Vale Byron Bay
Brandl & Schlesinger, $26.95 pb, 312 pp
Deeply not at home
These two novels are both strong in their sense of locale, and take their settings as part of the subject, linked to pictures of isolation and barely functioning relationships, and with catastrophe not averted.
Tuvalu, by Andrew O’Connor, not yet in his thirties, is set in Japan, so the alienation is perhaps part of the given. Noah Tuttle teaches English semi-competently to semi-interested Japanese businessmen (the set-up, with its cubicles in which you never meet the same student twice, sounds like a cross between a call centre and a massage parlour). Noah’s only friend is a vain, arrogant model called Patrick, whom he doesn’t like very much.
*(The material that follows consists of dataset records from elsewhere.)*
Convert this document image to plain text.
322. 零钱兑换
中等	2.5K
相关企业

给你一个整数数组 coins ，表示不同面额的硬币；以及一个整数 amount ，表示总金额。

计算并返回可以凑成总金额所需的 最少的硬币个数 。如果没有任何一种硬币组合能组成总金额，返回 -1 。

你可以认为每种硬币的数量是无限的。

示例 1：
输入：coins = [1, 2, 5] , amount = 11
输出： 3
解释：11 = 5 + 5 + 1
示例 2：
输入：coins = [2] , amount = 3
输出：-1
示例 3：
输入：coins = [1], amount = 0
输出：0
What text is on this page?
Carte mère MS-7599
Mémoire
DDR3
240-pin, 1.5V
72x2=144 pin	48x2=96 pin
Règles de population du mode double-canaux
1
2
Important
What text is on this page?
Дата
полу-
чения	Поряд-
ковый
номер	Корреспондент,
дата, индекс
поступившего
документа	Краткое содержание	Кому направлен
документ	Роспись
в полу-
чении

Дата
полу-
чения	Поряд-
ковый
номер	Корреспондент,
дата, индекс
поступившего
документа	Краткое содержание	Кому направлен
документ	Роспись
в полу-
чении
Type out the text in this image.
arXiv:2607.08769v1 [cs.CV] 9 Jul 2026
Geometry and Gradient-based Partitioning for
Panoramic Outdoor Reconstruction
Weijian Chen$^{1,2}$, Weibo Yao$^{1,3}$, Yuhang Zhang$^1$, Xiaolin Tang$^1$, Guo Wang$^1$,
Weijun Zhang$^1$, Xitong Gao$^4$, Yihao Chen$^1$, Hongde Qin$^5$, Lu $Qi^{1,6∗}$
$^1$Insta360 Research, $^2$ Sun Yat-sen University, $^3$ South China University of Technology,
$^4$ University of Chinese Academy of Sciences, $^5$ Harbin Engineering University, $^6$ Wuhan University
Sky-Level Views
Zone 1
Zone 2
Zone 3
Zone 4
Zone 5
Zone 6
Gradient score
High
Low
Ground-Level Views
His girlfriend is in Australia; while she is away, he gets mixed up with a wayward rich Japanese woman, Mami, who does what she wants and says what she likes and never feels guilty. She is frankly toying with him, happy to tell him that his appeal for her is that he is from somewhere else – not just geographically but socially hopeless, and thus an easy mark. Noah tepidly puts up a fight and allows himself to be walked over by Mami, who seems to have come straight out of one of those ‘cruel story of youth’ movies that the Japanese made with such style in the 1960s. Meanwhile, his family life in Australia is disintegrating.